The Strategic Framework for Peacebuilding in Burundi was the first document presented before the Commission and was thus seen as setting precedence for future endeavors of the PBC. The process of adoption included numerous consultations in “informal” informal meetings, country specific meetings, meetings of the Organizational Committee, presentations on lessons learned and experts who urged support for the document, as well as accounts from the government of Burundi. Both the PBC and the government of Burundi were satisfied with the document adopted.
Prior to acceptance of the document on 20 June 2007, the PBC met several times to discuss concerns over the various aspects of the framework, including, a section on implementing a monitoring mechanism. In the initial drafts of the Strategic Framework there were indicators for a monitoring mechanism but they were removed before the approval of the final document. The sections removed will be discussed during the summer. A mechanism for monitoring is an important aspect of the Strategic Framework so it will take time to work out the details. It has been scheduled for review in fall 2007.
A fixed timeline for implementing the Strategic Framework was also discussed during preliminary meetings. Some felt there should be clear benchmarks for actions to be taken in order to monitor the progress of peacebuilding. There was even the suggestion, in the initial draft of the Framework, to establish commitment by the PBC to Burundi until 2010. No consensus could be established on this issue so it was removed from the final Framework although it has remained a popular talking point among delegates of the PBC.
Another problem with the drafts of the Strategic Framework related to clarifying the role the PBC would take in actions following acceptance of the document.
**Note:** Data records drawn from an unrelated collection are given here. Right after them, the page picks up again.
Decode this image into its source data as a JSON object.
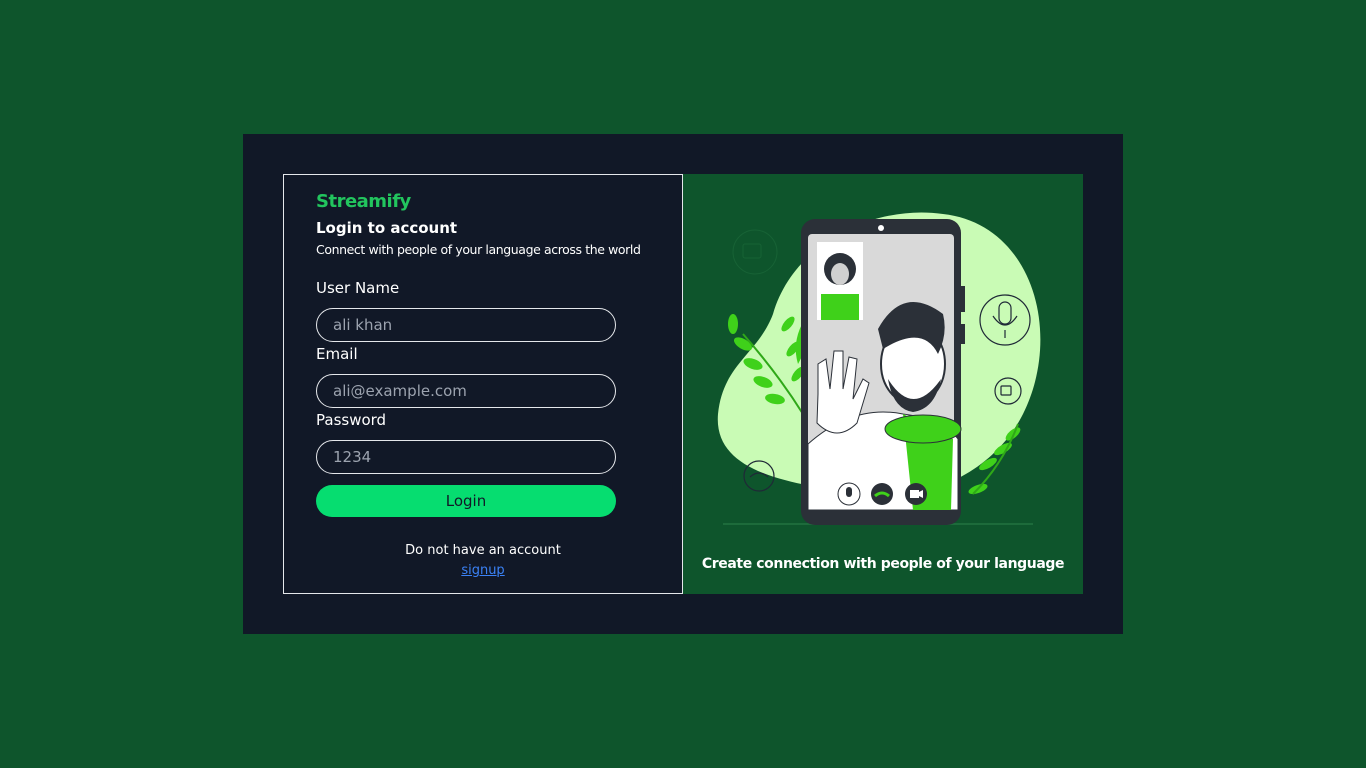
{
  "brand": "Streamify",
  "login": {
    "title": "Login to account",
    "subtitle": "Connect with people of your language across the world",
    "username_label": "User Name",
    "username_placeholder": "ali khan",
    "email_label": "Email",
    "email_placeholder": "ali@example.com",
    "password_label": "Password",
    "password_placeholder": "1234",
    "button_label": "Login",
    "no_account_text": "Do not have an account",
    "signup_link": "signup"
  },
  "promo": {
    "caption": "Create connection with people of your language",
    "illustration_icon": "video-call-illustration"
  },
  "colors": {
    "page_background": "#0e552c",
    "card_background": "#111827",
    "accent": "#06dd70",
    "brand": "#22c55e",
    "link": "#3b82f6",
    "blob": "#c9fbb5",
    "scarf": "#3fd11a"
  }
}
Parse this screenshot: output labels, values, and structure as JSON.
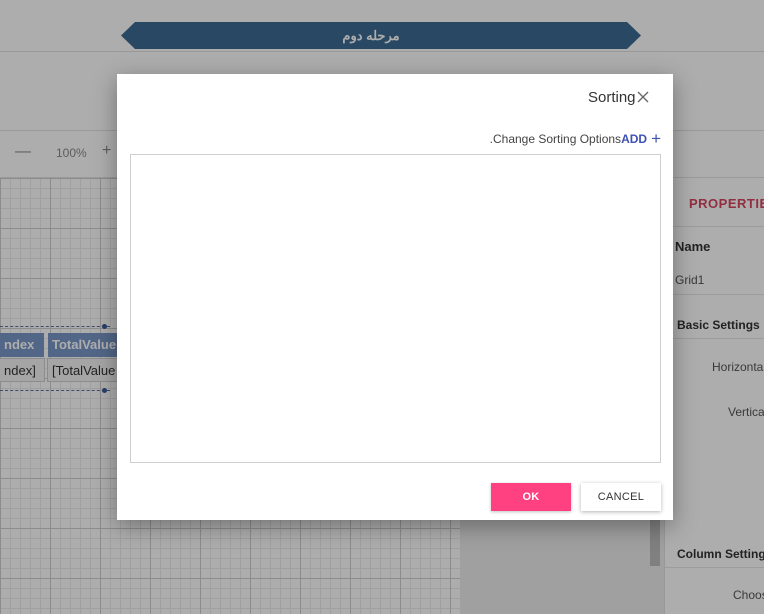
{
  "stage": {
    "label": "مرحله دوم",
    "color": "#3b6a93"
  },
  "toolbar": {
    "zoom_out_symbol": "—",
    "zoom_level": "100%",
    "zoom_in_symbol": "+"
  },
  "grid_widget": {
    "headers": [
      "ndex",
      "TotalValue"
    ],
    "cells": [
      "ndex]",
      "[TotalValue"
    ]
  },
  "properties": {
    "title": "PROPERTIE",
    "name_label": "Name",
    "name_value": "Grid1",
    "basic_settings": "Basic Settings",
    "horizontal": "Horizonta",
    "vertical": "Vertica",
    "column_settings": "Column Setting",
    "choose": "Choos"
  },
  "dialog": {
    "title": "Sorting",
    "close_icon": "close-icon",
    "instructions": ".Change Sorting Options",
    "add_label": "ADD",
    "add_icon": "+",
    "ok_label": "OK",
    "cancel_label": "CANCEL",
    "ok_color": "#ff4081",
    "add_color": "#3f51b5"
  }
}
Drafts included commitments from International Financial Institutions (IFIs), NGOs, regional actors and civil society. PBC Members discussed how to regulate the involvement of outside actors and giving out responsibility.
It was also debated whether the PBC should adopt the document or just endorse it, since the document was drafted by the government of Burundi and not by the Commission. Finally, the Commission decided to adopt the document on the grounds that it would carry more weight in terms of enforcement and would set a stronger precedence.
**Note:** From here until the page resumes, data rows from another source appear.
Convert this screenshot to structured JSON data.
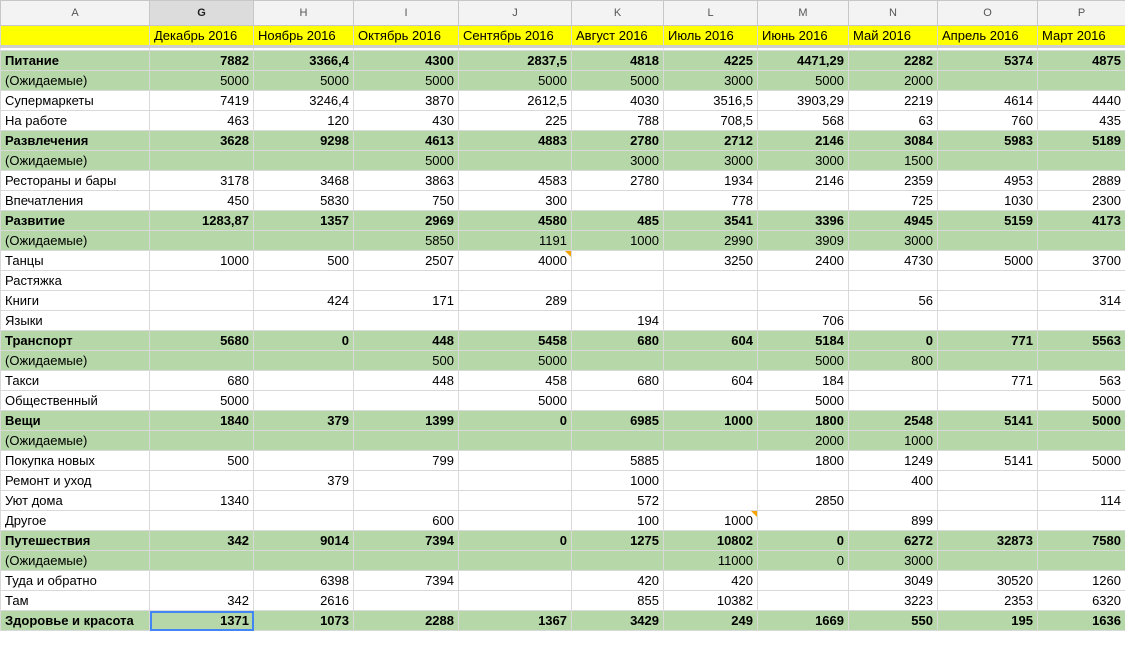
{
  "column_letters": [
    "A",
    "G",
    "H",
    "I",
    "J",
    "K",
    "L",
    "M",
    "N",
    "O",
    "P"
  ],
  "months": [
    "Декабрь 2016",
    "Ноябрь 2016",
    "Октябрь 2016",
    "Сентябрь 2016",
    "Август 2016",
    "Июль 2016",
    "Июнь 2016",
    "Май 2016",
    "Апрель 2016",
    "Март 2016"
  ],
  "colors": {
    "category_fill": "#b6d7a8",
    "header_fill": "#ffff00",
    "selection": "#4285f4",
    "note_marker": "#f4a300"
  },
  "rows": [
    {
      "label": "Питание",
      "type": "category",
      "values": [
        "7882",
        "3366,4",
        "4300",
        "2837,5",
        "4818",
        "4225",
        "4471,29",
        "2282",
        "5374",
        "4875"
      ]
    },
    {
      "label": "(Ожидаемые)",
      "type": "expected",
      "values": [
        "5000",
        "5000",
        "5000",
        "5000",
        "5000",
        "3000",
        "5000",
        "2000",
        "",
        ""
      ]
    },
    {
      "label": "Супермаркеты",
      "type": "item",
      "values": [
        "7419",
        "3246,4",
        "3870",
        "2612,5",
        "4030",
        "3516,5",
        "3903,29",
        "2219",
        "4614",
        "4440"
      ]
    },
    {
      "label": "На работе",
      "type": "item",
      "values": [
        "463",
        "120",
        "430",
        "225",
        "788",
        "708,5",
        "568",
        "63",
        "760",
        "435"
      ]
    },
    {
      "label": "Развлечения",
      "type": "category",
      "values": [
        "3628",
        "9298",
        "4613",
        "4883",
        "2780",
        "2712",
        "2146",
        "3084",
        "5983",
        "5189"
      ]
    },
    {
      "label": "(Ожидаемые)",
      "type": "expected",
      "values": [
        "",
        "",
        "5000",
        "",
        "3000",
        "3000",
        "3000",
        "1500",
        "",
        ""
      ]
    },
    {
      "label": "Рестораны и бары",
      "type": "item",
      "values": [
        "3178",
        "3468",
        "3863",
        "4583",
        "2780",
        "1934",
        "2146",
        "2359",
        "4953",
        "2889"
      ]
    },
    {
      "label": "Впечатления",
      "type": "item",
      "values": [
        "450",
        "5830",
        "750",
        "300",
        "",
        "778",
        "",
        "725",
        "1030",
        "2300"
      ]
    },
    {
      "label": "Развитие",
      "type": "category",
      "values": [
        "1283,87",
        "1357",
        "2969",
        "4580",
        "485",
        "3541",
        "3396",
        "4945",
        "5159",
        "4173"
      ]
    },
    {
      "label": "(Ожидаемые)",
      "type": "expected",
      "values": [
        "",
        "",
        "5850",
        "1191",
        "1000",
        "2990",
        "3909",
        "3000",
        "",
        ""
      ]
    },
    {
      "label": "Танцы",
      "type": "item",
      "values": [
        "1000",
        "500",
        "2507",
        "4000",
        "",
        "3250",
        "2400",
        "4730",
        "5000",
        "3700"
      ]
    },
    {
      "label": "Растяжка",
      "type": "item",
      "values": [
        "",
        "",
        "",
        "",
        "",
        "",
        "",
        "",
        "",
        ""
      ]
    },
    {
      "label": "Книги",
      "type": "item",
      "values": [
        "",
        "424",
        "171",
        "289",
        "",
        "",
        "",
        "56",
        "",
        "314"
      ]
    },
    {
      "label": "Языки",
      "type": "item",
      "values": [
        "",
        "",
        "",
        "",
        "194",
        "",
        "706",
        "",
        "",
        ""
      ]
    },
    {
      "label": "Транспорт",
      "type": "category",
      "values": [
        "5680",
        "0",
        "448",
        "5458",
        "680",
        "604",
        "5184",
        "0",
        "771",
        "5563"
      ]
    },
    {
      "label": "(Ожидаемые)",
      "type": "expected",
      "values": [
        "",
        "",
        "500",
        "5000",
        "",
        "",
        "5000",
        "800",
        "",
        ""
      ]
    },
    {
      "label": "Такси",
      "type": "item",
      "values": [
        "680",
        "",
        "448",
        "458",
        "680",
        "604",
        "184",
        "",
        "771",
        "563"
      ]
    },
    {
      "label": "Общественный",
      "type": "item",
      "values": [
        "5000",
        "",
        "",
        "5000",
        "",
        "",
        "5000",
        "",
        "",
        "5000"
      ]
    },
    {
      "label": "Вещи",
      "type": "category",
      "values": [
        "1840",
        "379",
        "1399",
        "0",
        "6985",
        "1000",
        "1800",
        "2548",
        "5141",
        "5000"
      ]
    },
    {
      "label": "(Ожидаемые)",
      "type": "expected",
      "values": [
        "",
        "",
        "",
        "",
        "",
        "",
        "2000",
        "1000",
        "",
        ""
      ]
    },
    {
      "label": "Покупка новых",
      "type": "item",
      "values": [
        "500",
        "",
        "799",
        "",
        "5885",
        "",
        "1800",
        "1249",
        "5141",
        "5000"
      ]
    },
    {
      "label": "Ремонт и уход",
      "type": "item",
      "values": [
        "",
        "379",
        "",
        "",
        "1000",
        "",
        "",
        "400",
        "",
        ""
      ]
    },
    {
      "label": "Уют дома",
      "type": "item",
      "values": [
        "1340",
        "",
        "",
        "",
        "572",
        "",
        "2850",
        "",
        "",
        "114"
      ]
    },
    {
      "label": "Другое",
      "type": "item",
      "values": [
        "",
        "",
        "600",
        "",
        "100",
        "1000",
        "",
        "899",
        "",
        ""
      ]
    },
    {
      "label": "Путешествия",
      "type": "category",
      "values": [
        "342",
        "9014",
        "7394",
        "0",
        "1275",
        "10802",
        "0",
        "6272",
        "32873",
        "7580"
      ]
    },
    {
      "label": "(Ожидаемые)",
      "type": "expected",
      "values": [
        "",
        "",
        "",
        "",
        "",
        "11000",
        "0",
        "3000",
        "",
        ""
      ]
    },
    {
      "label": "Туда и обратно",
      "type": "item",
      "values": [
        "",
        "6398",
        "7394",
        "",
        "420",
        "420",
        "",
        "3049",
        "30520",
        "1260"
      ]
    },
    {
      "label": "Там",
      "type": "item",
      "values": [
        "342",
        "2616",
        "",
        "",
        "855",
        "10382",
        "",
        "3223",
        "2353",
        "6320"
      ]
    },
    {
      "label": "Здоровье и красота",
      "type": "category",
      "values": [
        "1371",
        "1073",
        "2288",
        "1367",
        "3429",
        "249",
        "1669",
        "550",
        "195",
        "1636"
      ]
    }
  ]
}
At the adoption of the document, on 20 June 2007, Burundi asked that international involvement continue with the help of the PBC and to see the fulfillment of financial commitments made at the donor roundtable in February 2007. The issue of donors is one that was also mentioned by several Member States. The European Union, which had been one of the larger groups to pledge, took the time to reinforce their commitment to working with the government and meeting their promise.
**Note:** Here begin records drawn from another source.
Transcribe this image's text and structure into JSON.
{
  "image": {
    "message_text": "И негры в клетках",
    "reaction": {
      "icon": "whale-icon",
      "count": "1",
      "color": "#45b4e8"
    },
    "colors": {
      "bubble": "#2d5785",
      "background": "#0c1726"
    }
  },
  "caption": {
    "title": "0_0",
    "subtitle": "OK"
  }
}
The Executive Representative of the Secretary General in Burundi, Mr. Youssef Mahmoud, who has been placed on special assignment to monitor actions in Burundi, stated that he did not want to see any additional strategic documents developed since the government does not have the capacity to work intensely on another strategy and that the government should not be subject to another document process. He was specifically addressing the proposal to accompany the Strategic Framework with a follow up document, an Integrated Peacebuilding Strategy, which had been proposed by the Peacebuilding Commission during discussions.
Along with the Minister of Good Governance from Burundi, Mr. Venant Kamana, who pledged Burundi’s commitment to peace and national ownership of the process of peacebuilding, there was also a representative from civil society present, from Forum pour le Renforcement de la Societe' Civile (FORSC), Mr. Emmanuel Nshimirimana who confirmed that civil society is also highly committed to the process of peacebuilding and actions presented in the Strategic Framework.
Also under consideration with the Framework were modalities for transmitting the document to other UN bodies. The Chairman of the PBC meetings on Burundi, the Representative from Norway, proposed in the early stages a cover letter to accompany the adopted Strategic Framework. This cover letter would include information regarding the history of Burundi and the PBC’s involvement as well as the plans they have adopted for actions to be taken in the future, including monitoring work from the donor round table, establishing a monitoring mechanism, and setting time tables for review. The cover letter was decided upon by the PBC and accompanied the Strategic Framework when it was sent to the Security Council, General Assembly and ECOSOC on 20 June 2007.
At the conclusion of the meeting, there were still strong calls for more actionable benchmarks, clear timetables and a monitoring mechanism. An emphasis on sustainable development was also placed with Member States wanting to see support from the international community to sustain the economic and social needs of Burundi. Work with civil society would also be a consideration the PBC would like to take into account for the future. Overall, it was agreed by those present that the adoption of the Strategic Framework is not only a step in the right direction for the Peacebuilding Commission, but also for the UN as a whole.
*This update is meant to be a summary of some of the main ideas discussed during the meetings and does not represent a complete and official account of all positions expressed by Member States.